月があなたと踊る夜 5
作:ASD





第五章




    1

 夜中に降り始めた雨は、朝になってもやむ事はなかった。
 死者を悼む哀しみの雨……人々がそんな風に感じていられたのはまだ暗いうちの話である。夜が明けるに連れ雨足は強くなり、朝になって葬儀が始まる頃には、かなりの勢いで地面を叩いていた。
 ウォーレン司祭一家がこの村に越して来てから、初めての葬儀であった。
 天寿をまっとうした年寄りの葬儀であるなら、もう少し雰囲気も和みもするのだろう。しかし、死んだ男のその最期は到底普通と言えるものではなかっただけに、重苦しい、息苦しい空気が人々の間には横たわっていた。
 森で発見された、惨殺死体。
 陰惨な事件だった。そう、事件……何かの事故だなどと考えているものは誰もいない。その事件を、不可解な墓荒らしと関連付けて考える者も少なくはなかった。
 というより、誰しもがその二つの怪異を結び付けずにはいられなかっただろう。おおっぴらに口にするものこそいなかったが、二つの事件が共通の犯人の仕業である事は、薄々誰もが実感していた。
 そんな風に人々が見守る中、葬儀は淡々と進んでいく。
 礼拝堂。ウォーレン司祭が祈りの文句を朗々と唱えている中、それを見守る人々の間には不信と憤り、不安と恐れが渦巻いていた。
 イーヴは幾分緊張したような面持ちで、司祭の傍らに付き従っていた。人々の遠慮の無い好奇の目が、少年の上にも向けられていた。
 墓場での一件はロシェがうまくごまかしてくれた。しかし今回は紛れもなく、イーヴ自身が第一発見者である。あの惨状を目の当たりにしながらも、懸命に父の手伝いをする少年の姿は健気の一言だった。

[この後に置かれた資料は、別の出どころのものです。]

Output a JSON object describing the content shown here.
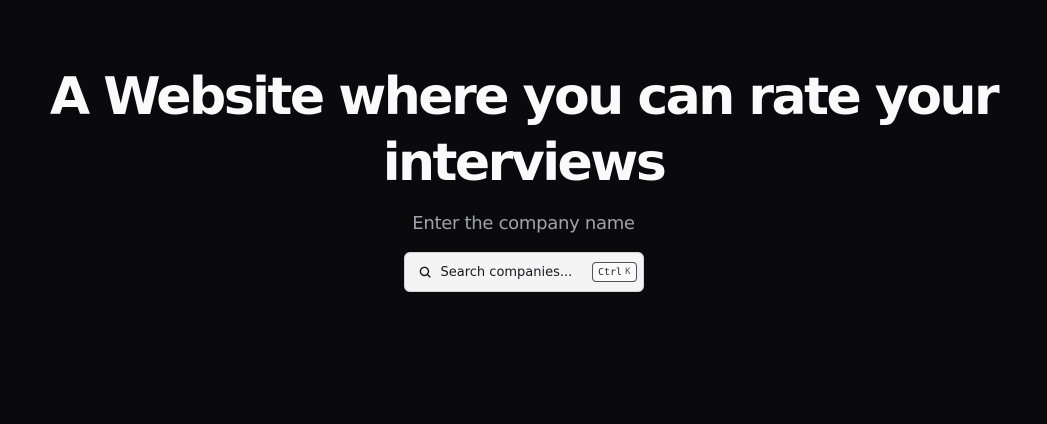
{
  "hero": {
    "title": "A Website where you can rate your interviews",
    "subtitle": "Enter the company name"
  },
  "search": {
    "placeholder": "Search companies...",
    "icon": "search-icon",
    "shortcut_ctrl": "Ctrl",
    "shortcut_key": "K"
  },
  "colors": {
    "background": "#0a0a0c",
    "title": "#fafafa",
    "subtitle": "#a1a1aa",
    "search_bg": "#f4f4f5"
  }
}
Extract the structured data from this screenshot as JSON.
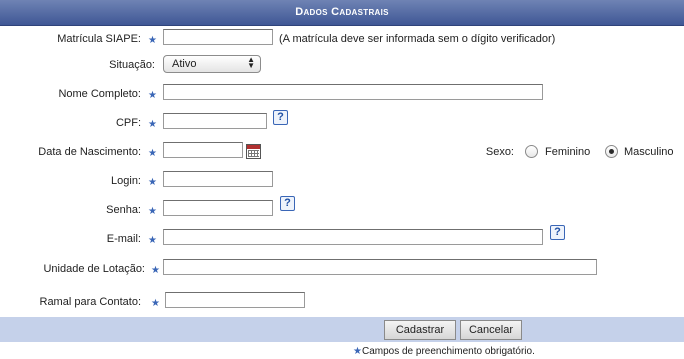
{
  "form": {
    "title": "Dados Cadastrais",
    "siape": {
      "label": "Matrícula SIAPE:",
      "value": "",
      "hint": "(A matrícula deve ser informada sem o dígito verificador)"
    },
    "situacao": {
      "label": "Situação:",
      "selected": "Ativo"
    },
    "nome": {
      "label": "Nome Completo:",
      "value": ""
    },
    "cpf": {
      "label": "CPF:",
      "value": "",
      "help": "?"
    },
    "nascimento": {
      "label": "Data de Nascimento:",
      "value": ""
    },
    "sexo": {
      "label": "Sexo:",
      "options": [
        "Feminino",
        "Masculino"
      ],
      "selected": "Masculino"
    },
    "login": {
      "label": "Login:",
      "value": ""
    },
    "senha": {
      "label": "Senha:",
      "value": "",
      "help": "?"
    },
    "email": {
      "label": "E-mail:",
      "value": "",
      "help": "?"
    },
    "lotacao": {
      "label": "Unidade de Lotação:",
      "value": ""
    },
    "ramal": {
      "label": "Ramal para Contato:",
      "value": ""
    }
  },
  "actions": {
    "submit": "Cadastrar",
    "cancel": "Cancelar"
  },
  "footnote": {
    "star": "★",
    "text": "Campos de preenchimento obrigatório."
  },
  "icons": {
    "required": "star-icon",
    "help": "help-icon",
    "date": "calendar-icon"
  },
  "colors": {
    "header": "#3f5795",
    "footer_bar": "#c5d1ea",
    "required_star": "#3a66b6"
  }
}
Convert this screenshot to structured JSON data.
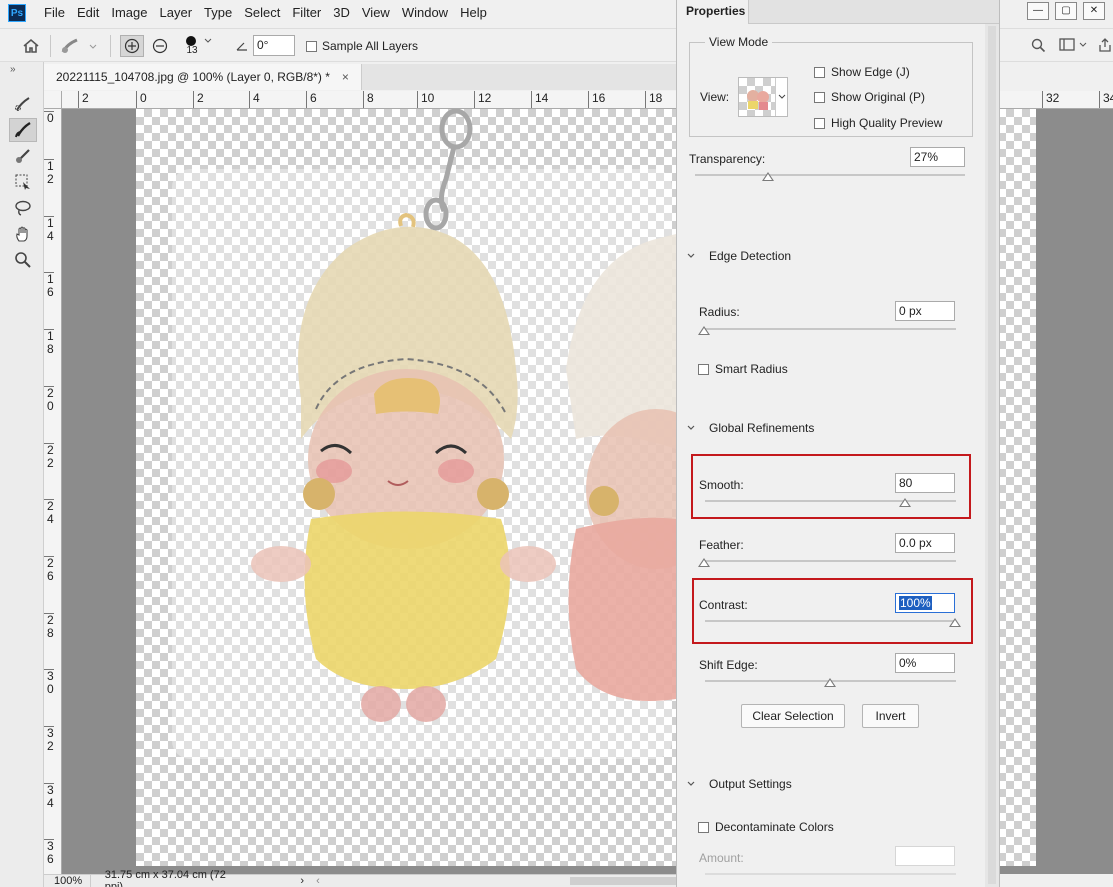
{
  "app": {
    "logo": "Ps"
  },
  "menu": [
    "File",
    "Edit",
    "Image",
    "Layer",
    "Type",
    "Select",
    "Filter",
    "3D",
    "View",
    "Window",
    "Help"
  ],
  "window_controls": {
    "minimize": "—",
    "restore": "▢",
    "close": "✕"
  },
  "options_bar": {
    "brush_size": "13",
    "angle": "0°",
    "sample_all_layers": "Sample All Layers"
  },
  "document": {
    "tab_title": "20221115_104708.jpg @ 100% (Layer 0, RGB/8*) *",
    "close": "×"
  },
  "ruler": {
    "h_labels": [
      "2",
      "0",
      "2",
      "4",
      "6",
      "8",
      "10",
      "12",
      "14",
      "16",
      "18"
    ],
    "h_right_labels": [
      "32",
      "34"
    ],
    "v_labels": [
      "0",
      "1 2",
      "1 4",
      "1 6",
      "1 8",
      "2 0",
      "2 2",
      "2 4",
      "2 6",
      "2 8",
      "3 0",
      "3 2",
      "3 4",
      "3 6"
    ]
  },
  "status": {
    "zoom": "100%",
    "dimensions": "31.75 cm x 37.04 cm (72 ppi)"
  },
  "properties": {
    "tab": "Properties",
    "view_mode": {
      "title": "View Mode",
      "view_label": "View:",
      "show_edge": "Show Edge (J)",
      "show_original": "Show Original (P)",
      "high_quality_preview": "High Quality Preview"
    },
    "transparency": {
      "label": "Transparency:",
      "value": "27%",
      "fraction": 0.27
    },
    "edge_detection": {
      "title": "Edge Detection",
      "radius_label": "Radius:",
      "radius_value": "0 px",
      "smart_radius": "Smart Radius"
    },
    "global_refinements": {
      "title": "Global Refinements",
      "smooth_label": "Smooth:",
      "smooth_value": "80",
      "feather_label": "Feather:",
      "feather_value": "0.0 px",
      "contrast_label": "Contrast:",
      "contrast_value": "100%",
      "shift_edge_label": "Shift Edge:",
      "shift_edge_value": "0%"
    },
    "buttons": {
      "clear_selection": "Clear Selection",
      "invert": "Invert"
    },
    "output_settings": {
      "title": "Output Settings",
      "decontaminate": "Decontaminate Colors",
      "amount_label": "Amount:"
    }
  }
}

 司祭の祈りの言葉が止む。あとは亡骸を墓地へと運び、埋葬するだけだ。叩きつけるような雨も、この時ばかりはその勢いを緩めた。
 雨の中、人々の列がゆっくりと礼拝堂を出ていく。
 目指す先は、森……村の墓地。男たちが棺を担ぎ上げ、残された家族がすぐ後ろをついていく。妻と幼い子供達、そして年老いた母親。
 その後ろを、村人達がぞろぞろと続いていく。
 雨の中、沿道を見やれば子供達が、遠巻きに葬列を見守っていた。何せ、死に方が死に方なだけに、彼らの好奇心をも引きつけてやまない出来事ではあった。
 そんな中に、カリルの姿もあった。
 あの日……死体が発見された日、震えながら礼拝堂にたどり着いたイーヴと最初に顔を合わせたのはカリルだった。
 少年の青白い顔を、少女は今でも覚えていた。
 司祭の手伝いなんかせずに休みなさい……そう言ったカリルの言葉を、イーヴは聞き入れなかった。葬儀の邪魔だと大人達にその場を追い出されたカリルは、イーヴが心配で、礼拝堂の外で彼を待っていたのだ。

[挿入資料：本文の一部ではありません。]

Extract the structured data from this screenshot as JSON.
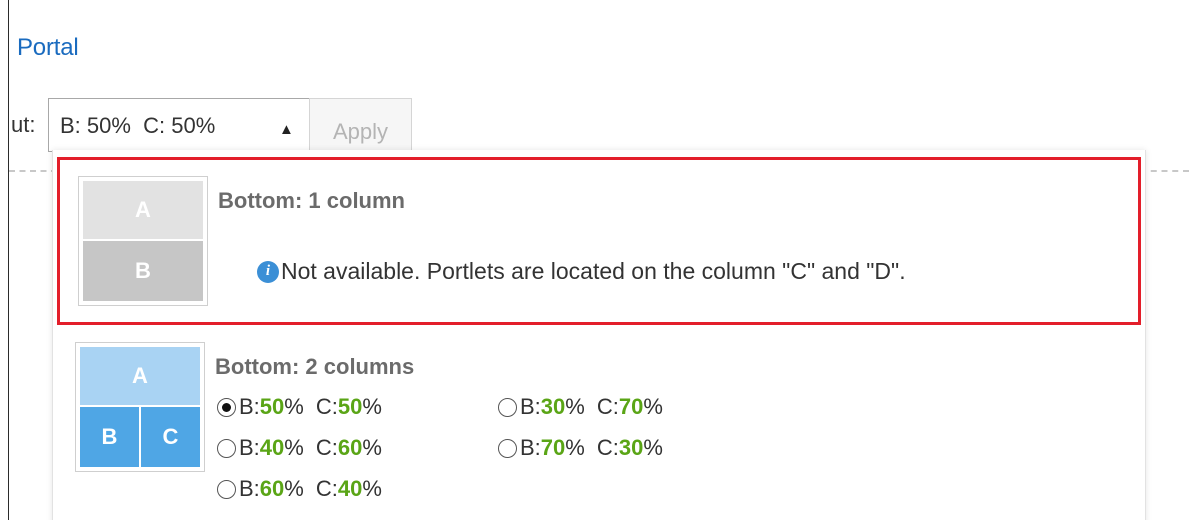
{
  "header": {
    "portal_link": "Portal"
  },
  "layout_row": {
    "label": "ut:",
    "selected_value": "B: 50%  C: 50%",
    "caret_icon": "caret-up-icon",
    "apply_label": "Apply"
  },
  "colors": {
    "link": "#1a6bbf",
    "highlight_border": "#e31e2a",
    "percent_green": "#5aa516",
    "thumb_blue_light": "#a9d3f3",
    "thumb_blue": "#4fa6e5",
    "thumb_gray_light": "#e2e2e2",
    "thumb_gray": "#c6c6c6",
    "info_blue": "#3b8fd6"
  },
  "options": [
    {
      "title": "Bottom: 1 column",
      "thumbnail": {
        "cells": [
          "A",
          "B"
        ],
        "state": "disabled"
      },
      "notice_icon": "info-icon",
      "notice": "Not available. Portlets are located on the column \"C\" and \"D\"."
    },
    {
      "title": "Bottom: 2 columns",
      "thumbnail": {
        "cells": [
          "A",
          "B",
          "C"
        ],
        "state": "enabled"
      },
      "radio_choices": [
        {
          "b_label": "B:",
          "b_pct": "50",
          "c_label": "C:",
          "c_pct": "50",
          "pct_sign": "%",
          "checked": true
        },
        {
          "b_label": "B:",
          "b_pct": "30",
          "c_label": "C:",
          "c_pct": "70",
          "pct_sign": "%",
          "checked": false
        },
        {
          "b_label": "B:",
          "b_pct": "40",
          "c_label": "C:",
          "c_pct": "60",
          "pct_sign": "%",
          "checked": false
        },
        {
          "b_label": "B:",
          "b_pct": "70",
          "c_label": "C:",
          "c_pct": "30",
          "pct_sign": "%",
          "checked": false
        },
        {
          "b_label": "B:",
          "b_pct": "60",
          "c_label": "C:",
          "c_pct": "40",
          "pct_sign": "%",
          "checked": false
        }
      ]
    }
  ]
}
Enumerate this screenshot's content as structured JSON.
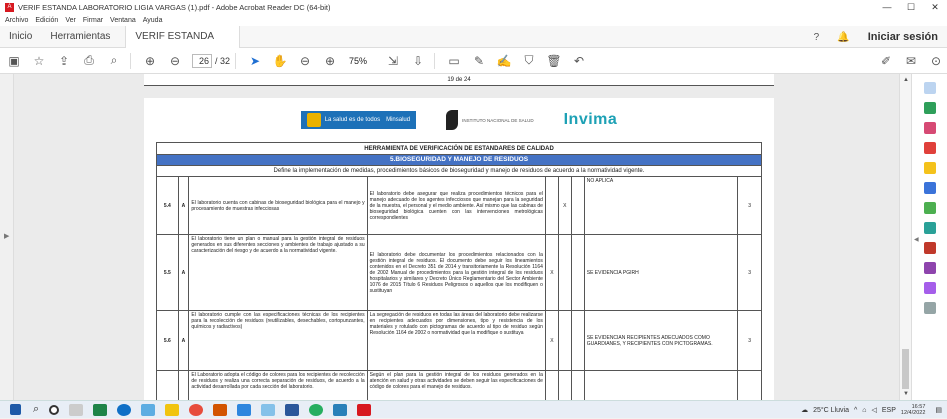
{
  "window": {
    "title": "VERIF ESTANDA LABORATORIO LIGIA VARGAS (1).pdf - Adobe Acrobat Reader DC (64-bit)",
    "min": "—",
    "max": "☐",
    "close": "✕"
  },
  "menu": [
    "Archivo",
    "Edición",
    "Ver",
    "Firmar",
    "Ventana",
    "Ayuda"
  ],
  "tabs": {
    "home": "Inicio",
    "tools": "Herramientas",
    "doc": "VERIF ESTANDA LA...",
    "doc_close": "×",
    "help": "?",
    "bell": "🔔",
    "login": "Iniciar sesión"
  },
  "toolbar": {
    "page_current": "26",
    "page_total": "/ 32",
    "zoom": "75%"
  },
  "page": {
    "header_text": "19 de 24",
    "logos": {
      "salud_text": "La salud es de todos",
      "salud_sub": "Minsalud",
      "ins_text": "INSTITUTO NACIONAL DE SALUD",
      "invima_text": "Invima"
    },
    "table_title": "HERRAMIENTA DE VERIFICACIÓN DE ESTANDARES DE CALIDAD",
    "section_title": "5.BIOSEGURIDAD Y MANEJO DE RESIDUOS",
    "section_desc": "Define la implementación de medidas, procedimientos básicos de bioseguridad y manejo de residuos de acuerdo a la normatividad vigente.",
    "rows": [
      {
        "num": "5.4",
        "cat": "A",
        "desc": "El laboratorio cuenta con cabinas de bioseguridad biológica para el manejo y procesamiento de muestras infecciosas",
        "verif": "El laboratorio debe asegurar que realiza procedimientos técnicos para el manejo adecuado de los agentes infecciosos que manejan para la seguridad de la muestra, el personal y el medio ambiente. Así mismo que las cabinas de bioseguridad biológica cuenten con las intervenciones metrológicas correspondientes",
        "mark": "X",
        "obs": "NO APLICA",
        "val": "3"
      },
      {
        "num": "5.5",
        "cat": "A",
        "desc": "El laboratorio tiene un plan o manual para la gestión integral de residuos generados en sus diferentes secciones y ambientes de trabajo ajustado a su caracterización del riesgo y de acuerdo a la normatividad vigente.",
        "verif": "El laboratorio debe documentar los procedimientos relacionados con la gestión integral de residuos. El documento debe seguir los lineamientos contenidos en el Decreto 351 de 2014 y transitoriamente la Resolución 1164 de 2002 Manual de procedimientos para la gestión integral de los residuos hospitalarios y similares y Decreto Único Reglamentario del Sector Ambiente 1076 de 2015 Título 6 Residuos Peligrosos o aquellos que los modifiquen o sustituyan",
        "mark": "X",
        "obs": "SE EVIDENCIA PGIRH",
        "val": "3"
      },
      {
        "num": "5.6",
        "cat": "A",
        "desc": "El laboratorio cumple con las especificaciones técnicas de los recipientes para la recolección de residuos (reutilizables, desechables, cortopunzantes, químicos y radiactivos)",
        "verif": "La segregación de residuos en todas las áreas del laboratorio debe realizarse en recipientes adecuados por dimensiones, tipo y resistencia de los materiales y rotulado con pictogramas de acuerdo al tipo de residuo según Resolución 1164 de 2002 o normatividad que la modifique o sustituya",
        "mark": "X",
        "obs": "SE EVIDENCIAN RECIPIENTES ADECUADOS COMO GUARDIANES, Y RECIPIENTES CON PICTOGRAMAS.",
        "val": "3"
      },
      {
        "num": "",
        "cat": "",
        "desc": "El Laboratorio adopta el código de colores para los recipientes de recolección de residuos y realiza una correcta separación de residuos, de acuerdo a la actividad desarrollada por cada sección del laboratorio.",
        "verif": "Según el plan para la gestión integral de los residuos generados en la atención en salud y otras actividades se deben seguir las especificaciones de código de colores para el manejo de residuos.",
        "mark": "",
        "obs": "",
        "val": ""
      }
    ]
  },
  "taskbar": {
    "weather": "25°C Lluvia",
    "lang": "ESP",
    "time": "16:57",
    "date": "12/4/2022"
  }
}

 そのイーヴはと言えば、礼拝堂の大扉の脇に立って、順番に出ていく村人達の列を見守っていた。若干小降りになってきたとは言え、雨は遠慮なしに少年の上にも降り注ぐ。夏だと言うのに、雨の粒はとても冷たかった。
 雨に打たれながらも、粛々と進む葬儀の列。……不意に、その列が途切れた。
 棺の後ろを行く、年老いた母親が不意に泣き崩れる。雨の降りしきる中、泥水の中に膝を突いて、まるで悲鳴のような嗚咽を漏らす。家族やその後ろに居並ぶ村人達は、そんな老婆の姿を目の当たりにしながらもおろおろと見守るより他になかった。
 そんな中、葬列を見守って礼拝堂の入り口に立っていたイーヴが、老婆に駆け寄っていく。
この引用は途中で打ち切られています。